Lake Chelan is the longest (81 km) and deepest (>400 m) natural lake in Washington, formed by glacial retreat at the end of the last Ice Age. Based on water quality data collected in the 1980s, it is considered an oligotrophic lake (Rector and Hallock 1990) and has some of the clearest waters in the state. The Stehekin River is the primary tributary to the lake. Lake Chelan is used extensively for recreation and fisheries (Schoen and Beauchamp 2010). Lake Chelan’s water level is maintained by a dam operated by Chelan County PUD. Water withdrawals include municipal, drinking water, and irrigation uses. Development in the watershed is concentrated around the shallower Wapato Basin, consisting primarily of agriculture, cattle grazing, logging, and residences (Rector and Hallock 1990).

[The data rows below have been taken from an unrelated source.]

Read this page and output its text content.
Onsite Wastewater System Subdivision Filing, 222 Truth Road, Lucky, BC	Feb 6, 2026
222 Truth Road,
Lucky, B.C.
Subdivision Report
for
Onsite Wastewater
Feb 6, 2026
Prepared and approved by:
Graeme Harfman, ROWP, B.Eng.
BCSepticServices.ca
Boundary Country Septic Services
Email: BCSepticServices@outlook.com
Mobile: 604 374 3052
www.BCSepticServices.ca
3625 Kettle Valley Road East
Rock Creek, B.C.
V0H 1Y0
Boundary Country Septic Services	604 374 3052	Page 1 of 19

Given the lake’s importance for recreation and drinking water, there are concerns about the growth of algae in nearshore areas. One species of note is the invasive alga, Didymosphenia geminata (“Didymo”). Didymosphenia grows in low nutrient waters and has become established in rivers on most continents, and is widespread in western North America (Spaulding and Elwell 2007). Didymosphenia is a stalked diatom that can form thick mats and is considered a nuisance species. It is hypothesized that Didymosphenia spreads with human vectors (e.g., fishing equipment; Bothwell et al. 2009), though recent studies suggest that changing environmental conditions are also facilitating range expansion (e.g., Lavery et al. 2014). Didymosphenia has been found in a number of locations in Washington (Kumar et al. 2009), including the Chelan River. Regardless of the reasons for its range expansion, lake users should be aware of the presence of this invasive species and follow best practices to prevent the spread of this and other aquatic invasive species (e.g., Clean, Drain, Dry; Play, Clean, Go; WA Invasive Species Council 2021).